A new seminar offered this past fall to second-year medical students was taught by Ashish Premkumar, MD, assistant professor of Obstetrics and Gynecology and Medical Social Sciences.
Premkumar’s course, called “Troubling the Fetus: Reconsidering the Relationship between Biomedical Practice and the State,” connects current debates within the U.S. legal, political, and biomedical spheres on reproductive health to published medical anthropology, science, technology and legal studies.
“This type of course is critical for any medical trainee at this current time in American history, where reproductive justice is front and center within mainstream media and curtailments to accessing abortion are only growing,” Premkumar said. “By cultivating students to question the logics inherent in how biomedicine and the state work together, oftentimes at the detriment of individual well-being in lieu of loftier goals like pronatalism, we can help to create the next generation of physician advocates.”
Ricardo Rosenkranz, MD, ’93 GME, clinical assistant professor of Pediatrics in the Division of Community Based Primary Care, has been teaching his “Magic, Medicine and Meaning” seminar to both first- and second-year medical students at Feinberg for more than 10 years.
During his seminar, medical students work with world-class magicians to explore the role of belief, empowerment and meaning in the world of magic performance.

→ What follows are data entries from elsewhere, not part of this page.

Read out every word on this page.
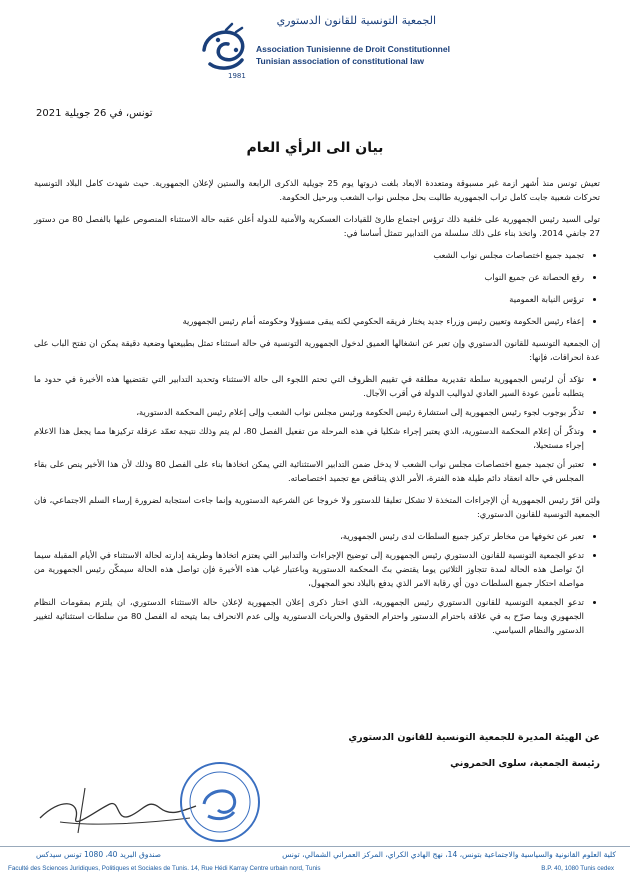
1981
الجمعية التونسية للقانون الدستوري
Association Tunisienne de Droit Constitutionnel
Tunisian association of constitutional law
تونس، في 26 جويلية 2021
بيان الى الرأي العام

تعيش تونس منذ أشهر ازمة غير مسبوقة ومتعددة الابعاد بلغت ذروتها يوم 25 جويلية الذكرى الرابعة والستين لإعلان الجمهورية. حيث شهدت كامل البلاد التونسية تحركات شعبية جابت كامل تراب الجمهورية طالبت بحل مجلس نواب الشعب وبرحيل الحكومة.

تولى السيد رئيس الجمهورية على خلفية ذلك ترؤس اجتماع طارئ للقيادات العسكرية والأمنية للدولة أعلن عقبه حالة الاستثناء المنصوص عليها بالفصل 80 من دستور 27 جانفي 2014. واتخذ بناء على ذلك سلسلة من التدابير تتمثل أساسا في:

• تجميد جميع اختصاصات مجلس نواب الشعب
• رفع الحصانة عن جميع النواب
• ترؤس النيابة العمومية
• إعفاء رئيس الحكومة وتعيين رئيس وزراء جديد يختار فريقه الحكومي لكنه يبقى مسؤولا وحكومته أمام رئيس الجمهورية

إن الجمعية التونسية للقانون الدستوري وإن تعبر عن انشغالها العميق لدخول الجمهورية التونسية في حالة استثناء تمثل بطبيعتها وضعية دقيقة يمكن ان تفتح الباب على عدة انحرافات، فإنها:

• تؤكد أن لرئيس الجمهورية سلطة تقديرية مطلقة في تقييم الظروف التي تحتم اللجوء الى حالة الاستثناء وتحديد التدابير التي تقتضيها هذه الأخيرة في حدود ما يتطلبه تأمين عودة السير العادي لدواليب الدولة في أقرب الآجال.
• تذكّر بوجوب لجوء رئيس الجمهورية إلى استشارة رئيس الحكومة ورئيس مجلس نواب الشعب وإلى إعلام رئيس المحكمة الدستورية،
• وتذكّر أن إعلام المحكمة الدستورية، الذي يعتبر إجراء شكليا في هذه المرحلة من تفعيل الفصل 80، لم يتم وذلك نتيجة تعمّد عرقلة تركيزها مما يجعل هذا الاعلام إجراء مستحيلا،
• تعتبر أن تجميد جميع اختصاصات مجلس نواب الشعب لا يدخل ضمن التدابير الاستثنائية التي يمكن اتخاذها بناء على الفصل 80 وذلك لأن هذا الأخير ينص على بقاء المجلس في حالة انعقاد دائم طيلة هذه الفترة، الأمر الذي يتناقض مع تجميد اختصاصاته.

ولئن اقرّ رئيس الجمهورية أن الإجراءات المتخذة لا تشكل تعليقا للدستور ولا خروجا عن الشرعية الدستورية وإنما جاءت استجابة لضرورة إرساء السلم الاجتماعي، فان الجمعية التونسية للقانون الدستوري:

• تعبر عن تخوفها من مخاطر تركيز جميع السلطات لدى رئيس الجمهورية،
• تدعو الجمعية التونسية للقانون الدستوري رئيس الجمهورية إلى توضيح الإجراءات والتدابير التي يعتزم اتخاذها وطريقة إدارته لحالة الاستثناء في الأيام المقبلة سيما انّ تواصل هذه الحالة لمدة تتجاوز الثلاثين يوما يقتضي بتّ المحكمة الدستورية وباعتبار غياب هذه الأخيرة فإن تواصل هذه الحالة سيمكّن رئيس الجمهورية من مواصلة احتكار جميع السلطات دون أي رقابة الامر الذي يدفع بالبلاد نحو المجهول،
• تدعو الجمعية التونسية للقانون الدستوري رئيس الجمهورية، الذي اختار ذكرى إعلان الجمهورية لإعلان حالة الاستثناء الدستوري، ان يلتزم بمقومات النظام الجمهوري وبما صرّح به في علاقة باحترام الدستور واحترام الحقوق والحريات الدستورية وإلى عدم الانحراف بما يتيحه له الفصل 80 من سلطات استثنائية لتغيير الدستور والنظام السياسي.
عن الهيئة المديرة للجمعية التونسية للقانون الدستوري
رئيسة الجمعية، سلوى الحمروني
كلية العلوم القانونية والسياسية والاجتماعية بتونس، 14، نهج الهادي الكراي، المركز العمراني الشمالي، تونس
صندوق البريد 40، 1080 تونس سيدكس
Faculté des Sciences Juridiques, Politiques et Sociales de Tunis. 14, Rue Hédi Karray Centre urbain nord, Tunis	B.P. 40, 1080 Tunis cedex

Rosenkranz, who himself is a world-renowned illusionist, encourages students to learn how magic performance can apply to modern medical practice with the goal of improving their understanding of the doctor-patient relationship.
Rosenkranz also produces the Rosenkranz Mysteries, a series of live magic and illusion performances, and is an owner of The Rhapsody Theater, a new live entertainment venue in Chicago’s Rogers Park neighborhood that is catered around magic performances.
First-year medical students who enroll in the “Playing Doctor” seminar have the opportunity to use improvisational theater techniques to improve their communication and teamwork skills by performing “medical improv,” which was originally created by Katie Watson, JD, associate professor of Medical Education, Medical Social Sciences and Obstetrics and Gynecology.
The seminar is currently taught by Magdy Milad, MD, MS, the Albert B. Gerbie, MD, Professor of Obstetrics and Gynecology, who has been performing improv across Chicago since 2016.
“For me, improv has affected nearly every aspect of my life: it has improved my family life, clinical experiences, scholarly activity and relationships. I’m a better listener and communicator, better able to read body language, assess status and be able to respond in the moment,” Milad said.